(Sorry. Not sorry, actually.)
This morning sees rainclouds over the water, a Foy Vance slow-dance to Fifteen through the kitchen while making breakfast together, nose to nose. Coffee on the patio, braving the uncovered stone area, ready to run at a moment's notice but for now enjoying the cool salt air, the cloying early spring pollen and the heavy dimness that surrounds us on the cliff, in the trees.
He is home, not this place, further to my thoughts from the other day. His crazy-long red hair, clipped words and devastating integrity always left me wishing I was cooler, older, more sure of myself and less inclined to fight him at every turn. This man who made me do math worksheets while sitting at a sticky picnic table under an awning, out of the sun in the bug-heat of August in the middle of a midway so that I would be smarter when I went into grade 6, because grade 6 was harder math than grade 5, from his recollection and that way if I did well in school I could continue to spend summers with him. Who taught me how to tie bows backwards on my shoes so they would lie flatter and not stick up, who braided my hair for me every single morning and then wrapped the braid around my head two or three times so that I looked like a Swiss milkmaid in just about every summer photo ever taken because he was terrified I would get my very long hair trapped in the machinery or caught in a door or pulled somehow but at the same time he loved it so and wouldn't hear of the suggestion to cut it even though I didn't care one way or another.
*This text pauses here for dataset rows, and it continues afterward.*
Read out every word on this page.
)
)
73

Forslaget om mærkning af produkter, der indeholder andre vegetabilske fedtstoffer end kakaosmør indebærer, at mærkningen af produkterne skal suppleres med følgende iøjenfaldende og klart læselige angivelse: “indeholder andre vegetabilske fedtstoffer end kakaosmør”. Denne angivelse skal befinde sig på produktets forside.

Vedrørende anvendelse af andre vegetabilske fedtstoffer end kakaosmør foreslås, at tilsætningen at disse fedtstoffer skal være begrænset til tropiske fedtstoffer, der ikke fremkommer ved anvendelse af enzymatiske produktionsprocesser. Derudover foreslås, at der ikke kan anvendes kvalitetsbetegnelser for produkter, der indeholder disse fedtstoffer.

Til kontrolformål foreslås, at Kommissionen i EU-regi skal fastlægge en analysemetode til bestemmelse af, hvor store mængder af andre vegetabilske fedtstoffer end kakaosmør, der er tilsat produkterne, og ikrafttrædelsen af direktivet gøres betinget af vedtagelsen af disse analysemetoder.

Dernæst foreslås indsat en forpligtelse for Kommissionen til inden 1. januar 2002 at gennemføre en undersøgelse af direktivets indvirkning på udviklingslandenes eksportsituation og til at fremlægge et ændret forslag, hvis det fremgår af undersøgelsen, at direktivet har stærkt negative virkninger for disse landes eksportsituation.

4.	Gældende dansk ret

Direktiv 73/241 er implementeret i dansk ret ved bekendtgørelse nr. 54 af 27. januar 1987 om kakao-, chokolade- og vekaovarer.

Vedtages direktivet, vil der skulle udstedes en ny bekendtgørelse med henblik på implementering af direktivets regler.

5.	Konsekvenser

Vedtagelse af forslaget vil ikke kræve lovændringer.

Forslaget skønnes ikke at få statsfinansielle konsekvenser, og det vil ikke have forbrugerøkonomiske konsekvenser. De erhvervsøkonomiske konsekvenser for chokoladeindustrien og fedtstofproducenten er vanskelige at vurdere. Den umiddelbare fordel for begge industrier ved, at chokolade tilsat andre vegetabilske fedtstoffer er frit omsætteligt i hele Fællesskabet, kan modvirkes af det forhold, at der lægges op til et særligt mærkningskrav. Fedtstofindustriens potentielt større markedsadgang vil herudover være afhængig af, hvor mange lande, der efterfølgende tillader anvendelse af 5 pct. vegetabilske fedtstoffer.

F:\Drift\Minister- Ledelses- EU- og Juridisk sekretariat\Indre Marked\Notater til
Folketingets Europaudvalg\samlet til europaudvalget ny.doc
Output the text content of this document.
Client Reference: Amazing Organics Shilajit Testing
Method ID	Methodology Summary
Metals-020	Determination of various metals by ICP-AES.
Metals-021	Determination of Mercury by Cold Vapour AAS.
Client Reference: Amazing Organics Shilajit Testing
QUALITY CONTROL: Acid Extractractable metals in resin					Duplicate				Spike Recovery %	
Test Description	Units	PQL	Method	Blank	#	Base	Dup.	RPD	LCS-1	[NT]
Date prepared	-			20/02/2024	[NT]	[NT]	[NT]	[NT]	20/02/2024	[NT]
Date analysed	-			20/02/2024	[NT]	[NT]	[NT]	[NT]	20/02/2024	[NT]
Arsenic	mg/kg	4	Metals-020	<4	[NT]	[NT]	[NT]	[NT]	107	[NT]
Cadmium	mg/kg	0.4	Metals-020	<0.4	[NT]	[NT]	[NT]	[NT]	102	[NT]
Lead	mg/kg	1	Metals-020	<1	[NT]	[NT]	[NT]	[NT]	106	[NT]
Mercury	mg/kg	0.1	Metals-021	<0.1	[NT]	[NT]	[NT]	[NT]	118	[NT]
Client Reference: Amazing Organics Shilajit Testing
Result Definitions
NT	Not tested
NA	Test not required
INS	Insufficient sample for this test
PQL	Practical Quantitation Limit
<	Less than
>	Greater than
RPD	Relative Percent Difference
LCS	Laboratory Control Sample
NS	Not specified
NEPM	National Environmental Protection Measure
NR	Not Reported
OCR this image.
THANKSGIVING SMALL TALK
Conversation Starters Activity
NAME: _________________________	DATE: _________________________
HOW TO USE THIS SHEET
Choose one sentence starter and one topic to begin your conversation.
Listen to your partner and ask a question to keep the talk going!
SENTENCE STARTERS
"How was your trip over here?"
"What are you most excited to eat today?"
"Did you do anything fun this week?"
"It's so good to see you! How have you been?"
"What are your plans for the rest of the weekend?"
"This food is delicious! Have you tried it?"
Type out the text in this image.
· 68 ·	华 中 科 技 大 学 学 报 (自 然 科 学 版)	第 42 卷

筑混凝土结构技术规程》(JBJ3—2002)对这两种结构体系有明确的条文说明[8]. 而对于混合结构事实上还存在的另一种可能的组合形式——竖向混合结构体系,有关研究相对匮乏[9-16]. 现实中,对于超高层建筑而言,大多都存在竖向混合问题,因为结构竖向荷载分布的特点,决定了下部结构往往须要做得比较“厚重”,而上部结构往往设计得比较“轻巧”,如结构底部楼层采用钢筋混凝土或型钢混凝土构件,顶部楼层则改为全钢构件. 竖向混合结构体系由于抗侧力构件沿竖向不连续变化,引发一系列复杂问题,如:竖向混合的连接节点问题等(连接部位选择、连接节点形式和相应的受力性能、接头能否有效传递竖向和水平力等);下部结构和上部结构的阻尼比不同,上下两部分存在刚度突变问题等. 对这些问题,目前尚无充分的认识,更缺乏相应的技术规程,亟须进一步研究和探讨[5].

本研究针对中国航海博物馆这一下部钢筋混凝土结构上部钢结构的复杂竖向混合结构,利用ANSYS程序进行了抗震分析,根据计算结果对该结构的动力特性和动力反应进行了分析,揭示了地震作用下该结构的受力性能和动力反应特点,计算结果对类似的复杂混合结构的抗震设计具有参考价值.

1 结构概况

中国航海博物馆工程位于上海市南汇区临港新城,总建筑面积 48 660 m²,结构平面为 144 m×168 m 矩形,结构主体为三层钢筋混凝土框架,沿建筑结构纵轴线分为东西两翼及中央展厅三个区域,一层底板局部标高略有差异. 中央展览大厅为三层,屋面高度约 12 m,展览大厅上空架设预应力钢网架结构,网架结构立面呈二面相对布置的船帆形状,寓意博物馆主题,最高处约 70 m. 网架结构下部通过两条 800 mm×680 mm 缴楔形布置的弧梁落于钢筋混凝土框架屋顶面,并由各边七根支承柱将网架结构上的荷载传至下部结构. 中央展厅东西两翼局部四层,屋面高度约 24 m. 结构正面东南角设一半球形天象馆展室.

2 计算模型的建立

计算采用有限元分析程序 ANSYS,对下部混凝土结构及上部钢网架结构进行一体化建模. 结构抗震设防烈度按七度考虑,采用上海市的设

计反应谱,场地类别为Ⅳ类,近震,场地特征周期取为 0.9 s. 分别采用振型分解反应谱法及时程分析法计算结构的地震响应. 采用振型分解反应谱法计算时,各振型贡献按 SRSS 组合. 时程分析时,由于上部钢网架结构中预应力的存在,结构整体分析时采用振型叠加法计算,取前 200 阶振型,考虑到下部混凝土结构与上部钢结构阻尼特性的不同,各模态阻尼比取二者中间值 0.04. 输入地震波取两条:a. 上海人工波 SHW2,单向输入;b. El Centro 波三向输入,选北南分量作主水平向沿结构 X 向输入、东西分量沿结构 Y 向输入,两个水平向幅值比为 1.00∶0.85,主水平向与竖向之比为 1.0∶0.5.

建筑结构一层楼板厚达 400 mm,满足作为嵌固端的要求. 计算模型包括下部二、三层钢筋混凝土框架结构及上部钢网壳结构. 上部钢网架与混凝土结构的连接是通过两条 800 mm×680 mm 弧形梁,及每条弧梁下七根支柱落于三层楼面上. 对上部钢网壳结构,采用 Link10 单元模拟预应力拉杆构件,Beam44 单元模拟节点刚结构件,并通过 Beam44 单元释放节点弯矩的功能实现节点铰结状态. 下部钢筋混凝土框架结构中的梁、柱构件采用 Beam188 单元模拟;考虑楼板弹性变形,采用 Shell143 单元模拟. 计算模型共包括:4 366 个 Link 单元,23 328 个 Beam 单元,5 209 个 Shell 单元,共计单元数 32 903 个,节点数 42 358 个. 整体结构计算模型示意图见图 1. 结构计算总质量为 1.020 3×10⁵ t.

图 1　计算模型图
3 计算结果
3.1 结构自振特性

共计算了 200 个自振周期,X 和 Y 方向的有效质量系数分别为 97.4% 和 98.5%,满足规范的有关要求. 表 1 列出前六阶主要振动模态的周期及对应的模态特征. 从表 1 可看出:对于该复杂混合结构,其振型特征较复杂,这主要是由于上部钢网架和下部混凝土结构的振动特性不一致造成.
Get a room. Jesus. PJ mock-complains as he comes in and finds us trying to clean up from breakfast but mostly kissing instead.
Did that, Lochlan mutters in return.
Too bad you're not in it right now, PJ continues.
And how, Lochlan agrees and then laughs out loud. It's a good day, oddly. A better day with more sleep, more perspective, and a corner turned, somewhat abruptly, to a whole new stage in life.